The centre-left government's state budget last fall, which raised taxes on wealth, was welcomed by many on the left. Jonas Gahr Støre, the prime minister, told his Labor Party members at a national meeting in September: “A change of power in a society never happens without friction and some noise. A fairer tax system challenges those who have the means but are unwilling to contribute more to society.
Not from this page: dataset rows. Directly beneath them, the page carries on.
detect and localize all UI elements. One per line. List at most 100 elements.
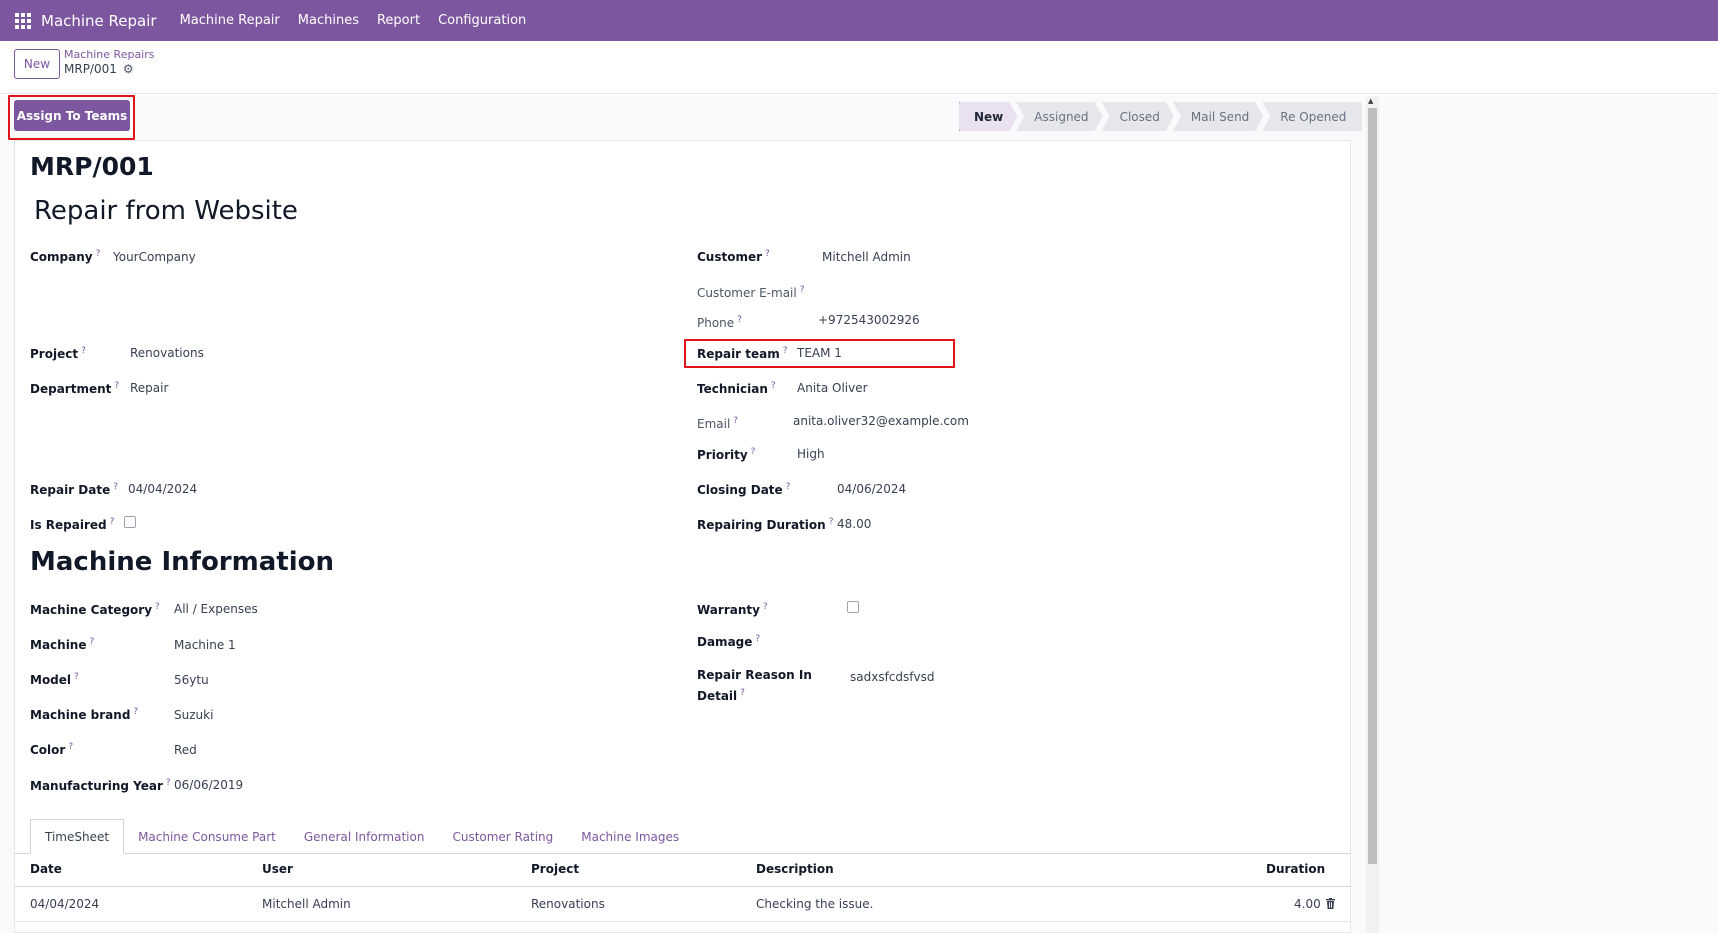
warranty-checkbox[interactable] xyxy=(847,601,859,613)
help-icon[interactable]: ? xyxy=(786,482,791,492)
color-field[interactable]: Red xyxy=(174,742,197,758)
help-icon[interactable]: ? xyxy=(68,742,73,752)
repair-reason-field[interactable]: sadxsfcdsfvsd xyxy=(850,669,934,685)
priority-label: Priority? xyxy=(697,447,756,462)
row-date-cell[interactable]: 04/04/2024 xyxy=(30,897,99,911)
machine-category-field[interactable]: All / Expenses xyxy=(174,601,258,617)
breadcrumb-current-label: MRP/001 xyxy=(64,62,117,76)
row-duration-cell[interactable]: 4.00 xyxy=(1294,897,1321,911)
model-label: Model? xyxy=(30,672,79,687)
record-name-field[interactable]: Repair from Website xyxy=(34,196,298,226)
tab-general-information[interactable]: General Information xyxy=(290,819,439,854)
highlight-box-repair-team xyxy=(684,339,955,368)
model-field[interactable]: 56ytu xyxy=(174,672,209,688)
color-label: Color? xyxy=(30,742,74,757)
help-icon[interactable]: ? xyxy=(765,249,770,259)
repair-reason-label: Repair Reason In Detail? xyxy=(697,668,812,703)
help-icon[interactable]: ? xyxy=(133,707,138,717)
machine-brand-field[interactable]: Suzuki xyxy=(174,707,213,723)
tab-machine-consume-part[interactable]: Machine Consume Part xyxy=(124,819,290,854)
manufacturing-year-label: Manufacturing Year? xyxy=(30,778,171,793)
help-icon[interactable]: ? xyxy=(800,285,805,295)
closing-date-label: Closing Date? xyxy=(697,482,791,497)
customer-field[interactable]: Mitchell Admin xyxy=(822,249,911,265)
help-icon[interactable]: ? xyxy=(733,416,738,426)
menu-machine-repair[interactable]: Machine Repair xyxy=(180,13,280,28)
help-icon[interactable]: ? xyxy=(829,517,834,527)
help-icon[interactable]: ? xyxy=(755,634,760,644)
help-icon[interactable]: ? xyxy=(155,602,160,612)
gear-icon[interactable]: ⚙ xyxy=(123,62,134,76)
help-icon[interactable]: ? xyxy=(771,381,776,391)
tab-timesheet[interactable]: TimeSheet xyxy=(30,819,125,854)
help-icon[interactable]: ? xyxy=(90,637,95,647)
new-button[interactable]: New xyxy=(14,49,60,79)
breadcrumb-parent[interactable]: Machine Repairs xyxy=(64,48,155,61)
repair-date-field[interactable]: 04/04/2024 xyxy=(128,481,197,497)
row-user-cell[interactable]: Mitchell Admin xyxy=(262,897,351,911)
priority-field[interactable]: High xyxy=(797,446,825,462)
column-header-duration[interactable]: Duration xyxy=(1266,862,1325,876)
app-brand[interactable]: Machine Repair xyxy=(41,12,157,30)
help-icon[interactable]: ? xyxy=(110,517,115,527)
apps-grid-icon[interactable] xyxy=(15,12,31,29)
stage-re-opened[interactable]: Re Opened xyxy=(1262,102,1363,131)
stage-mail-send[interactable]: Mail Send xyxy=(1173,102,1263,131)
is-repaired-label: Is Repaired? xyxy=(30,517,115,532)
column-header-date[interactable]: Date xyxy=(30,862,62,876)
machine-label: Machine? xyxy=(30,637,95,652)
help-icon[interactable]: ? xyxy=(751,447,756,457)
scrollbar-thumb[interactable] xyxy=(1368,108,1377,864)
help-icon[interactable]: ? xyxy=(81,346,86,356)
form-sheet xyxy=(14,140,1351,933)
department-label: Department? xyxy=(30,381,120,396)
menu-configuration[interactable]: Configuration xyxy=(438,13,526,28)
project-label: Project? xyxy=(30,346,86,361)
breadcrumb-current: MRP/001 ⚙ xyxy=(64,62,134,76)
stage-closed[interactable]: Closed xyxy=(1102,102,1174,131)
record-reference: MRP/001 xyxy=(30,152,154,181)
repairing-duration-field[interactable]: 48.00 xyxy=(837,516,871,532)
damage-label: Damage? xyxy=(697,634,761,649)
status-bar: New Assigned Closed Mail Send Re Opened xyxy=(959,102,1363,131)
row-project-cell[interactable]: Renovations xyxy=(531,897,605,911)
help-icon[interactable]: ? xyxy=(114,381,119,391)
technician-field[interactable]: Anita Oliver xyxy=(797,380,868,396)
machine-field[interactable]: Machine 1 xyxy=(174,637,236,653)
project-field[interactable]: Renovations xyxy=(130,345,204,361)
tab-machine-images[interactable]: Machine Images xyxy=(567,819,693,854)
column-header-user[interactable]: User xyxy=(262,862,293,876)
column-header-project[interactable]: Project xyxy=(531,862,579,876)
phone-field[interactable]: +972543002926 xyxy=(818,312,920,328)
is-repaired-checkbox[interactable] xyxy=(124,516,136,528)
help-icon[interactable]: ? xyxy=(74,672,79,682)
closing-date-field[interactable]: 04/06/2024 xyxy=(837,481,906,497)
department-field[interactable]: Repair xyxy=(130,380,168,396)
table-header-divider xyxy=(14,886,1351,887)
column-header-description[interactable]: Description xyxy=(756,862,834,876)
control-panel: New Machine Repairs MRP/001 ⚙ xyxy=(0,41,1718,94)
row-description-cell[interactable]: Checking the issue. xyxy=(756,897,873,911)
help-icon[interactable]: ? xyxy=(96,249,101,259)
menu-report[interactable]: Report xyxy=(377,13,420,28)
machine-info-heading: Machine Information xyxy=(30,547,334,577)
table-row-divider xyxy=(14,921,1351,922)
email-field[interactable]: anita.oliver32@example.com xyxy=(793,413,969,429)
help-icon[interactable]: ? xyxy=(166,778,171,788)
company-field[interactable]: YourCompany xyxy=(113,249,196,265)
help-icon[interactable]: ? xyxy=(737,315,742,325)
stage-assigned[interactable]: Assigned xyxy=(1016,102,1102,131)
help-icon[interactable]: ? xyxy=(113,482,118,492)
manufacturing-year-field[interactable]: 06/06/2019 xyxy=(174,777,243,793)
repair-date-label: Repair Date? xyxy=(30,482,118,497)
company-label: Company? xyxy=(30,249,101,264)
help-icon[interactable]: ? xyxy=(763,602,768,612)
top-navbar: Machine Repair Machine Repair Machines R… xyxy=(0,0,1718,41)
menu-machines[interactable]: Machines xyxy=(298,13,359,28)
help-icon[interactable]: ? xyxy=(740,688,745,698)
stage-new[interactable]: New xyxy=(959,102,1017,131)
tab-customer-rating[interactable]: Customer Rating xyxy=(438,819,567,854)
notebook-tabs: TimeSheet Machine Consume Part General I… xyxy=(30,819,693,854)
trash-icon[interactable] xyxy=(1326,898,1335,909)
scroll-up-arrow-icon[interactable]: ▲ xyxy=(1368,97,1373,105)
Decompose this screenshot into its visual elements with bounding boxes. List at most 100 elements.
We need to be prepared for this.”

The OECD has warned that taxes on wealth have a negative impact on long-term growth, hurting entrepreneurship and risk appetite.

There are growing fears in Scotland that a 1 percentage point increase in the top two income tax rates will lead to a «brain drain» across the border. This month, the higher tax rate in Scotland increased from 41% to 42%, and the additional rate rose from 46% to 47%. For comparison, the additional rate in England is 45 per cent.

0704 Scotland Tax rate in England

Members of the Labor Party openly called on Sir Keir to introduce some form of wealth tax. The Labor leader denies he plans to introduce such a policy, but plans to target forms of wealth nonetheless.

Sir Keir wants to remove private schools' charity status, meaning they will lose their VAT exemption, a move that will cost families thousands of pounds a year in private school fees. A family who currently pays £31,310 a year to send their two children to a private school will see their bills rise by £6,262 a year if the VAT exemption is cut, according to investment firm Waverton.

p>

The party has also pledged to abolish «non-home status», which allows UK residents living abroad to avoid paying UK tax on overseas income. It is believed that Labor will significantly shorten the window from the current 15 years until status expires. Tax experts have warned that the reduction in status could drive the economic elite out of the country.

Clearly, Labor also wants to raise the tax on second homeowners, blocking them from a planned council tax freeze and raising capital gains tax rates in line with Income tax rates.

Regarding the proposed wealth taxes in the UK, Mr Neidl said: “We don't really know what the implications of these taxes will be. But if existing wealth taxes are hurting growth, more ambitious wealth tax proposals are likely to hurt even more.”